You probably already know how your credit score can affect interest rates for any mortgages, loans, and credit cards you take out.
But what about car insurance? Does having a good credit score lower the premiums you’ll pay for it?
The answer is “mostly yes,” as this article will attempt to explain. In all states except California, Massachusetts, and Hawaii, car insurance companies can use your credit score to determine your likelihood to pay and judge the risk you pose on the road. And while that may sound good on the surface, it carries a bit of controversy.
How Car Insurance Companies Use Your Credit Score
Many car insurance companies, except in the three states mentioned above, confidently use your credit score to develop car insurance plans. The reason why is because multiple studies have shown that individuals with high credit scores tend to get into fewer road accidents than their low-scoring counterparts.

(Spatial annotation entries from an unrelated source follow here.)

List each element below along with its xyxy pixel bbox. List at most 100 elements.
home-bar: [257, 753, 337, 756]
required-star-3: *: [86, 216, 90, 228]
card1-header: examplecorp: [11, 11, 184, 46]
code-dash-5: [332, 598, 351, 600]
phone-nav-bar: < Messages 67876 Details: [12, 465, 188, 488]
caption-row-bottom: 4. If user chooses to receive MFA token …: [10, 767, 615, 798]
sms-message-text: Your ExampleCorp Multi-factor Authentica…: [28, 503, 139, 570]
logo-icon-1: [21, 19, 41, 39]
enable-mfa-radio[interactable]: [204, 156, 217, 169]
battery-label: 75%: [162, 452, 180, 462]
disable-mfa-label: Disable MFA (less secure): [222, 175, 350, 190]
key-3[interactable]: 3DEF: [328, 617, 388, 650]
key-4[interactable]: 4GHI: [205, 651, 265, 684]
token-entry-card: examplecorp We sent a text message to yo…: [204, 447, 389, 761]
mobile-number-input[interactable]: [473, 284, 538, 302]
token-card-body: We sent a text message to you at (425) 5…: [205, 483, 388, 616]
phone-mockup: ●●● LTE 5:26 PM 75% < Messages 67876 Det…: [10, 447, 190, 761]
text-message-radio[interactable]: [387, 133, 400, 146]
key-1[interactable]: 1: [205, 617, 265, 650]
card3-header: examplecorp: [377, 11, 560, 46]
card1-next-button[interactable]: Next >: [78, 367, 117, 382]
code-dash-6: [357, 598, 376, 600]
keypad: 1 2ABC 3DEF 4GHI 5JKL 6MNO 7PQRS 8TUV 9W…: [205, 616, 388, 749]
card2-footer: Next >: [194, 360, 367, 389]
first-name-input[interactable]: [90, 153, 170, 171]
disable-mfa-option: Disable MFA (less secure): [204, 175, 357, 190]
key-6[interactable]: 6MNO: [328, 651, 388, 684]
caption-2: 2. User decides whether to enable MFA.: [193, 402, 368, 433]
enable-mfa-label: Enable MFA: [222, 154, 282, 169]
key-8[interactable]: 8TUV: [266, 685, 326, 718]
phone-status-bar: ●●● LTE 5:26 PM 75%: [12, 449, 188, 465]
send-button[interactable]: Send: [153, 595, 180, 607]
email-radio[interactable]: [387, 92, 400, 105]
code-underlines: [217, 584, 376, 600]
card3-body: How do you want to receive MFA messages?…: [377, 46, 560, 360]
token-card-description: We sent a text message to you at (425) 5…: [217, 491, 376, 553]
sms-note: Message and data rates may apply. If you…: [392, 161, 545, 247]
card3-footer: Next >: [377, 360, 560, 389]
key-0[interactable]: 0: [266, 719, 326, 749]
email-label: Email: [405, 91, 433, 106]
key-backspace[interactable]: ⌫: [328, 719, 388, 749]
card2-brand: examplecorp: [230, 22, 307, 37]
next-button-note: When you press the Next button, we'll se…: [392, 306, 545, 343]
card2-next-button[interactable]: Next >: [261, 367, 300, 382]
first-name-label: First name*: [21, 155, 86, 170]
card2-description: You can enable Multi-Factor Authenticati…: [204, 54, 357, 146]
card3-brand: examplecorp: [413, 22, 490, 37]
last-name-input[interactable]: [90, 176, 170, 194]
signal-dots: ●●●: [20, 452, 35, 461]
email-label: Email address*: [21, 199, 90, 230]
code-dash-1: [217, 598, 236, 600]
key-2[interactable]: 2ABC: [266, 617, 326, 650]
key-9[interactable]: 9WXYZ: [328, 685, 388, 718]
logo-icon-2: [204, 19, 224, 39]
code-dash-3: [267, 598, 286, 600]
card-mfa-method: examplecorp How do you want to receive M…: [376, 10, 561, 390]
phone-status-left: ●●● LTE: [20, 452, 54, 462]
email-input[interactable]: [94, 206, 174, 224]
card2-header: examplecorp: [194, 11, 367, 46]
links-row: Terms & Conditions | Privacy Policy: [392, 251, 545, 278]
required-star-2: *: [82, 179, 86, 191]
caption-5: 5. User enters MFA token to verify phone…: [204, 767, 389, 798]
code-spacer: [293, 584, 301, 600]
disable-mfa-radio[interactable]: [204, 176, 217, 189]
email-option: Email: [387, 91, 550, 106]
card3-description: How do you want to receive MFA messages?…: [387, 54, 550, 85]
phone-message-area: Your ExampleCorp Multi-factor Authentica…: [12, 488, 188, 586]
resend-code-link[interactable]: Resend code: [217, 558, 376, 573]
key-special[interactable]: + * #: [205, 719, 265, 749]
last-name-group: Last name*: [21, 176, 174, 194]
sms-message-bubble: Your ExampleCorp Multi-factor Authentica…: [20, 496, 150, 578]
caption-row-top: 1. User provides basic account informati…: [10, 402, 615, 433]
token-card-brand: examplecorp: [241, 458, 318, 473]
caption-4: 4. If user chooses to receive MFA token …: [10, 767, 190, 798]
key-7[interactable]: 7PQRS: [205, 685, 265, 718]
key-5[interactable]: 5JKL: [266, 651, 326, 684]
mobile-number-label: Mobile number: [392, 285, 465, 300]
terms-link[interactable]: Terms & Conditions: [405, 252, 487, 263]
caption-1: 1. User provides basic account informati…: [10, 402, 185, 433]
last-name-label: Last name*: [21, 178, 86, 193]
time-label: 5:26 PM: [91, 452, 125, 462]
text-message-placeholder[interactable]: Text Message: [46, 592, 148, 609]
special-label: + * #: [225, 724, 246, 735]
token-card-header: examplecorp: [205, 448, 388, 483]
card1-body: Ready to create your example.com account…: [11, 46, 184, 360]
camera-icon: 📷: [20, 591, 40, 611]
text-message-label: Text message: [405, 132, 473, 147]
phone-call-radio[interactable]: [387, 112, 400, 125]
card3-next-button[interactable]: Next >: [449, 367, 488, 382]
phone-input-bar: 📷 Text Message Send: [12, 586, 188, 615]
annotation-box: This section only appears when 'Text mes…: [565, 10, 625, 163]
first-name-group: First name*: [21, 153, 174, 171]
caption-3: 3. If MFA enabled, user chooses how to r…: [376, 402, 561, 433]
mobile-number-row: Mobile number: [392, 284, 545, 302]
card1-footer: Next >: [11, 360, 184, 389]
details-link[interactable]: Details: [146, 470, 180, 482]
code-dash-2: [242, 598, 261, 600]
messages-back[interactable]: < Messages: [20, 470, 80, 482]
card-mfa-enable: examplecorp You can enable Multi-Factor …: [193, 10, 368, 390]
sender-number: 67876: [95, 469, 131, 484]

Unfortunately, the “score” these car insurance companies come up with is NOT precisely the credit score determined by FICO. Each car insurance company is free to consider any of the 30+ financial factors that make up the FICO score – and is likewise free to leave out any of those factors – in coming up with their own “score.”
And here’s the shady part: These car insurance companies are not obliged by law to tell you how they came up with their scores. That means they can put more weight on how diligently you pay your bills instead of putting more significance on your road safety track record.
On the other hand, most reputable car insurance companies do come up with reasonably accurate “scores” to use in working out insurance plans. And the trend is still evident: The higher your credit score, the lower your premiums.
So What Should You Do?
So as you can see, the way car insurance companies calculate how much you’ll need to pay each year is controversial at best. But it is how it is, and until things change, the best we can do is to make the most of it. Here’s how to make sure you find the best possible rates for your car insurance policy:
#1: Keep your credit score up. Keep a tab on your credit score, correct any mistakes you may find on your credit history, pay your bills on time, and use only 30% of your available credit. Remember, the higher your FICO score, the more you’ll save on car insurance premiums – even if there’s no way to tell exactly how much.
#2: Drive safely. Obey traffic rules, avoid getting into accidents, keep your papers up-to-date, and avoid whatever leads you to road rage. Car insurance companies WILL look into your road safety record when coming up with your policy.
#3: Shop around. Get quotes from as many reputable car insurance companies as possible. While we can’t find out how they come up with their policies, we can compare prices.